Wall Street declined. In 12.44pm New York trading, the Dow Jones Industrial Average fell 0.3 per cent, while the Nasdaq Composite Index shed 0.5 per cent. In 12.28pm trading, the Standard & Poor's 500 Index declined 0.5 per cent.
Declines in shares of Caterpillar and those of DuPont, last down 3 per cent and 2.6 per cent respectively, led the drop in the Dow.
"We are still in the process where we're trying to find the bottom and I don't think we are there yet," Ralf Zimmermann, a strategist at Bankhaus Lampe in Dusseldorf, Germany, told Bloomberg. "There had been, with the recent rebound, some optimism that we were out of the woods. The Chinese trade data is a reminder that the path for the business cycle ahead is pretty rocky and bumpy."

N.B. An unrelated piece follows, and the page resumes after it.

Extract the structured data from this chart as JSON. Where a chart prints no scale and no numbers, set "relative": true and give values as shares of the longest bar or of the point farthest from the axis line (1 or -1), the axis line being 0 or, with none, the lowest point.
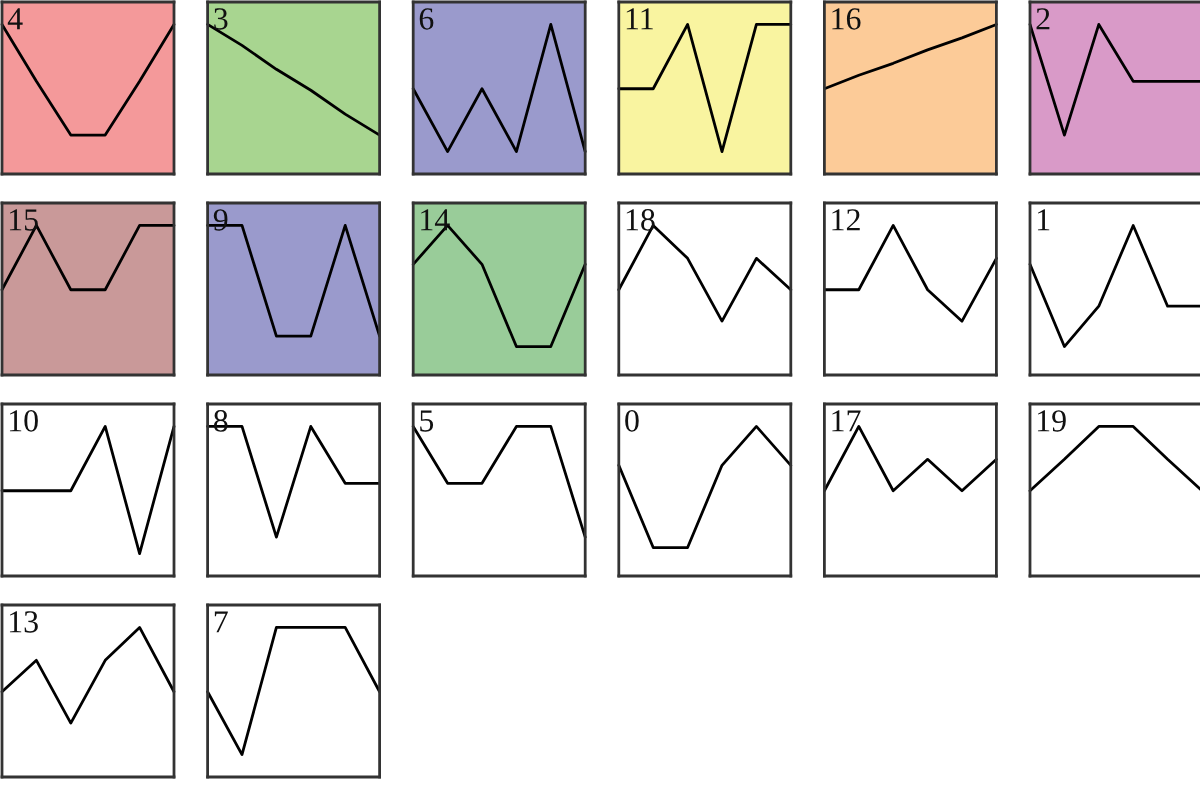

In Europe, the Stoxx 600 Index finished the session with a 1 per cent decrease from the previous close, led by a drop in mining stocks. The UK's FTSE 100 Index, France's CAC 40 Index, and Germany's DAX Index all ended the day with a slide of 0.9 per cent from the previous close.
Oil prices also declined amid concern that an agreement about curtailing production between major producers might prove tough to negotiate. Kuwait said it would freeze output only if all major producers including Iran agreed to participate.
Meanwhile, Goldman Sachs warned the recent rally was unsustainable.
Rising oil prices "simply are not sustainable in the current environment", Reuters reported, citing the Goldman Sachs report.
The energy market "needs lower prices" to keep US shale producers from ramping up output, Goldman said in the report, according to Reuters. Otherwise, "an oil price rally will prove self-defeating, as it did last spring."